Hâte d’être assise dans la salle où se jouera votre opérette. T’embrasse.
Mon diasto,
je dois etre l un des rares garçon à t ecrire, mais que veux tu, moi aussi je t aime… on ne se refait pas !
juste ce petit message, sur le theme de Luis Mariano, (que j ai rencontré étant jeune et m en souviens plus.. pffff),
Merci de cette belle pensée pour mon très cher père…
je devore tes mots, tes phrases… et j adore toujours autant !
bon ! j aurais pleins de choses encore à te dire.. mais l appel de ma gourmandise de te lire est la plus forte.. j y retourne…
A très vite autour d un verre, pour se raconter…
Merci de m avoir fais partager des moments de ta vie et de m avoir fais confiance dans tes projets …(c’est du français ca?…. )
Tendrement d Avignon..
L’enfance à des gouts, des musiques, des couleurs, et des senteurs. Moi, dans la 504 paternel j’écoutais en boucle « petite fleur »de Sydney Bechet et « mon vieux » Daniel Guichard, mélange atypique que m’imposaient mes parents mais maintenant à leur écoute j’ai toujours huit ans, des mi- bas en laine jaune jusqu’aux genoux et une jupe à carreaux…
Mariano ok et je me suis laissée dire aussi Joe Dassin ….
17/05/ 00 heure 01
j’aime beaucoup ce que vous avez écrit.
Par ces temps où l’homophobie occupe l’espace médiatique alors que ce devrait être le contraire, où le maire d’Arcangues refuse avec ses adjoints de marier des couples même sexe, ça fait du bien.
Je ne sais pas si vous avez réussi à faire votre spectacle, je l’espère.
Amicalement
Marie Christine
PS : j’ai aussi plus e 40 ans, j’admire Mariano depuis toujours et je me contrefous de ses préférences sexuelles !
Depuis que je suis enfant j’ai toujours admiré le talent de Luis Mariano à la tessiture exceptionnelle, j’ai soixante dix ans et je ne cesse de l’écouter, c’est un soleil tant il rayonne…. Je ne l’ai jamais vu sur scène, à mon grand regret.
Je trouve que faire allusion après sa mort à de prétendues préférences sexuelles est d’une grande lâcheté, nul ne peut en apporter la preuve ! Jalousie envers cet être exceptionnel de talent, de bonté. Il n’y a que des personnes médiocres pour nuire ainsi à la mémoire d’un homme reconnu pour ses immenses qualités humaines !

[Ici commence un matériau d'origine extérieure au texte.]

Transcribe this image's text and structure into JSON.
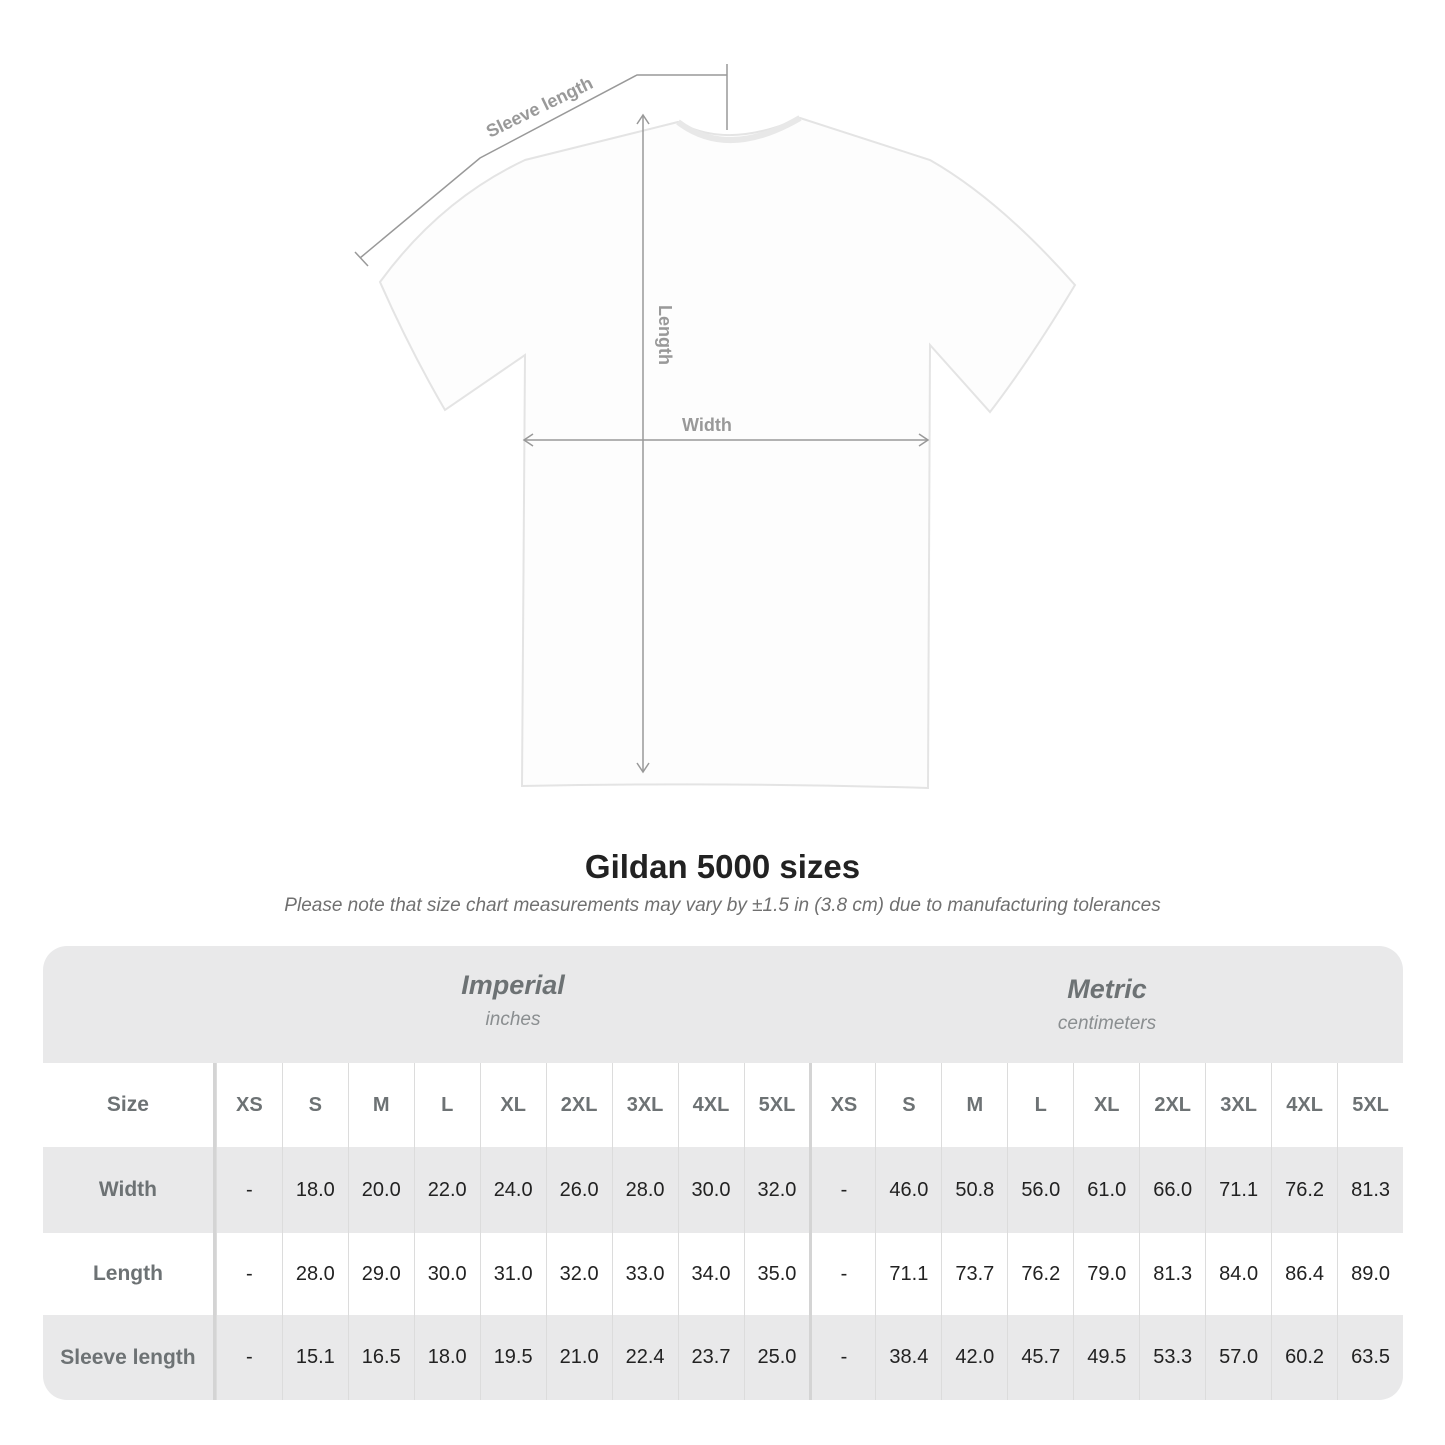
{
  "diagram": {
    "sleeve_label": "Sleeve length",
    "length_label": "Length",
    "width_label": "Width",
    "annotation_color": "#999999"
  },
  "header": {
    "title": "Gildan 5000 sizes",
    "note": "Please note that size chart measurements may vary by ±1.5 in (3.8 cm) due to manufacturing tolerances"
  },
  "table": {
    "imperial": {
      "name": "Imperial",
      "unit": "inches"
    },
    "metric": {
      "name": "Metric",
      "unit": "centimeters"
    },
    "size_label": "Size",
    "sizes": [
      "XS",
      "S",
      "M",
      "L",
      "XL",
      "2XL",
      "3XL",
      "4XL",
      "5XL"
    ],
    "rows": [
      {
        "label": "Width",
        "imperial": [
          "-",
          "18.0",
          "20.0",
          "22.0",
          "24.0",
          "26.0",
          "28.0",
          "30.0",
          "32.0"
        ],
        "metric": [
          "-",
          "46.0",
          "50.8",
          "56.0",
          "61.0",
          "66.0",
          "71.1",
          "76.2",
          "81.3"
        ]
      },
      {
        "label": "Length",
        "imperial": [
          "-",
          "28.0",
          "29.0",
          "30.0",
          "31.0",
          "32.0",
          "33.0",
          "34.0",
          "35.0"
        ],
        "metric": [
          "-",
          "71.1",
          "73.7",
          "76.2",
          "79.0",
          "81.3",
          "84.0",
          "86.4",
          "89.0"
        ]
      },
      {
        "label": "Sleeve length",
        "imperial": [
          "-",
          "15.1",
          "16.5",
          "18.0",
          "19.5",
          "21.0",
          "22.4",
          "23.7",
          "25.0"
        ],
        "metric": [
          "-",
          "38.4",
          "42.0",
          "45.7",
          "49.5",
          "53.3",
          "57.0",
          "60.2",
          "63.5"
        ]
      }
    ]
  }
}
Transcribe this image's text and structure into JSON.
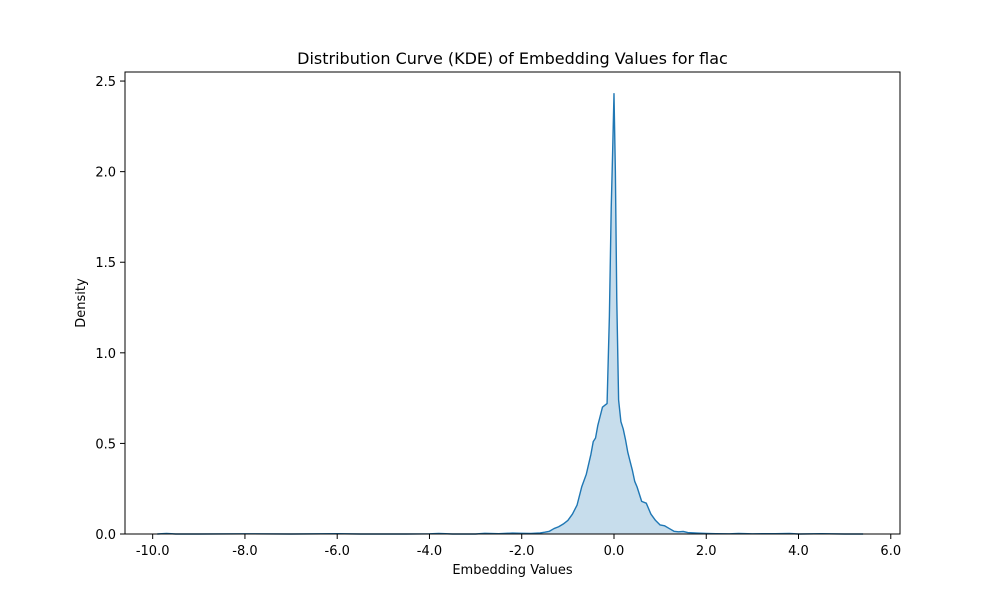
{
  "colors": {
    "line": "#1f77b4",
    "fill": "#1f77b4",
    "axes": "#000000",
    "background": "#ffffff"
  },
  "chart_data": {
    "type": "area",
    "title": "Distribution Curve (KDE) of Embedding Values for flac",
    "xlabel": "Embedding Values",
    "ylabel": "Density",
    "xlim": [
      -10.6,
      6.2
    ],
    "ylim": [
      0,
      2.55
    ],
    "grid": false,
    "legend": "none",
    "x_ticks": [
      -10.0,
      -8.0,
      -6.0,
      -4.0,
      -2.0,
      0.0,
      2.0,
      4.0,
      6.0
    ],
    "x_tick_labels": [
      "-10.0",
      "-8.0",
      "-6.0",
      "-4.0",
      "-2.0",
      "0.0",
      "2.0",
      "4.0",
      "6.0"
    ],
    "y_ticks": [
      0.0,
      0.5,
      1.0,
      1.5,
      2.0,
      2.5
    ],
    "y_tick_labels": [
      "0.0",
      "0.5",
      "1.0",
      "1.5",
      "2.0",
      "2.5"
    ],
    "series": [
      {
        "x": [
          -9.9,
          -9.7,
          -9.5,
          -9.0,
          -8.0,
          -7.0,
          -6.0,
          -5.5,
          -5.0,
          -4.5,
          -4.0,
          -3.8,
          -3.5,
          -3.0,
          -2.8,
          -2.5,
          -2.2,
          -2.0,
          -1.8,
          -1.6,
          -1.5,
          -1.4,
          -1.3,
          -1.2,
          -1.1,
          -1.0,
          -0.9,
          -0.8,
          -0.7,
          -0.6,
          -0.5,
          -0.45,
          -0.4,
          -0.35,
          -0.3,
          -0.25,
          -0.2,
          -0.15,
          -0.1,
          -0.06,
          -0.03,
          0.0,
          0.03,
          0.06,
          0.1,
          0.15,
          0.2,
          0.25,
          0.3,
          0.35,
          0.4,
          0.45,
          0.5,
          0.6,
          0.7,
          0.8,
          0.9,
          1.0,
          1.1,
          1.2,
          1.3,
          1.4,
          1.5,
          1.6,
          1.8,
          2.0,
          2.2,
          2.5,
          2.7,
          3.0,
          3.5,
          3.8,
          4.0,
          4.5,
          5.0,
          5.4
        ],
        "y": [
          0.0,
          0.003,
          0.0,
          0.0,
          0.001,
          0.0,
          0.002,
          0.0,
          0.0,
          0.0,
          0.001,
          0.003,
          0.0,
          0.0,
          0.004,
          0.002,
          0.005,
          0.004,
          0.003,
          0.006,
          0.01,
          0.015,
          0.03,
          0.04,
          0.055,
          0.075,
          0.11,
          0.16,
          0.26,
          0.33,
          0.44,
          0.51,
          0.53,
          0.6,
          0.65,
          0.7,
          0.71,
          0.72,
          1.2,
          1.8,
          2.1,
          2.43,
          2.0,
          1.3,
          0.74,
          0.62,
          0.58,
          0.52,
          0.45,
          0.4,
          0.35,
          0.29,
          0.26,
          0.18,
          0.17,
          0.11,
          0.075,
          0.05,
          0.045,
          0.03,
          0.015,
          0.012,
          0.014,
          0.008,
          0.005,
          0.003,
          0.002,
          0.001,
          0.003,
          0.001,
          0.002,
          0.003,
          0.0,
          0.002,
          0.0,
          0.0
        ]
      }
    ]
  }
}
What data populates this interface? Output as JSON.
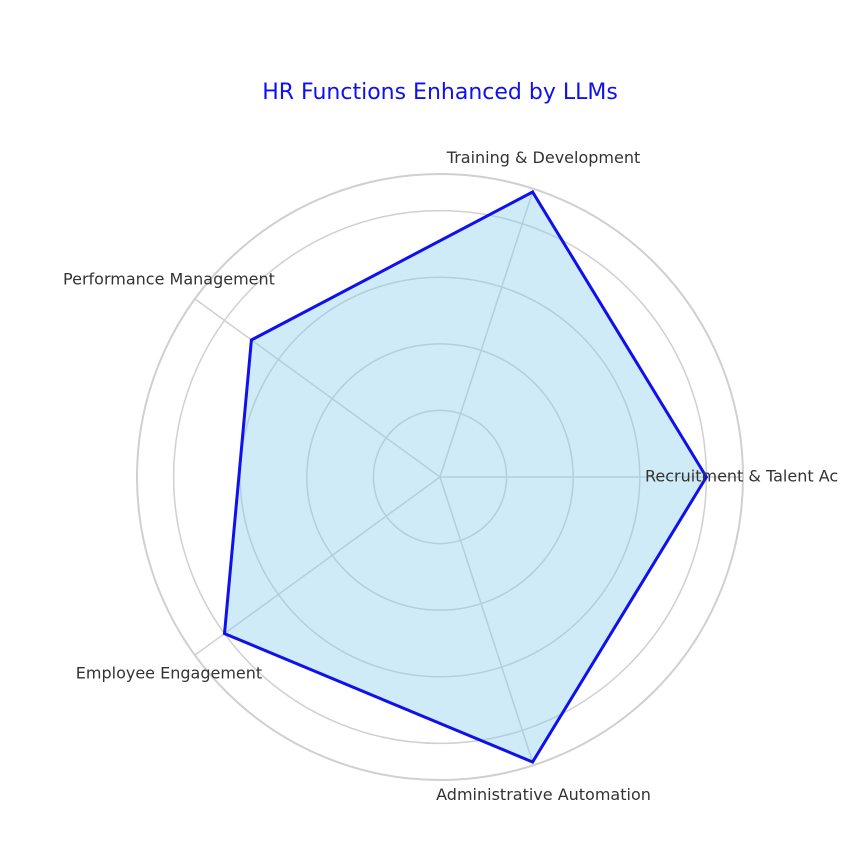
{
  "chart_data": {
    "type": "radar",
    "title": "HR Functions Enhanced by LLMs",
    "categories": [
      "Recruitment & Talent Ac",
      "Training & Development",
      "Performance Management",
      "Employee Engagement",
      "Administrative Automation"
    ],
    "values": [
      4,
      4.5,
      3.5,
      4,
      4.5
    ],
    "color": "#1010ee",
    "fill": "#87ceeb",
    "ylim": [
      0,
      4.55
    ],
    "yticks": [
      1,
      2,
      3,
      4
    ],
    "grid": true
  }
}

Je pense au contraire qu’il aimait les femmes…et qu’il a dû souffrir de n’avoir pu fonder une famille avec celle qu’il a toujours aimée…Certaines admiratrices déchaînées, sans aucun contrôle, devaient aussi lui faire peur et donner des femmes une vilaine image.
Luis Mariano est le chanteur préféré de ma famille, et ma famille est grande. Cependant, j’ai découvert L. Mariano il y a peu, grâce à ma grand-mère qui avait pratiquement gardé tous ses 33 tours. Sa voix m’a tout de suite conquise. J’aime les chanteurs à voix, comme Pavarotti, pour ne citer que lui. On me dit que je suis ringarde pour une femme de 30 ans. Je m’en moque! Quant à l’homosexualité de Mariano, il y a connu 3 femmes : Marie-Pilar qui n’a pas voulu de lui, Martine Carol, amour déçu? et Carmen Sevilla qui l’a repoussé aussi. Alors s’il s’est tourné vers les hommes, c’est bien la faute des femmes!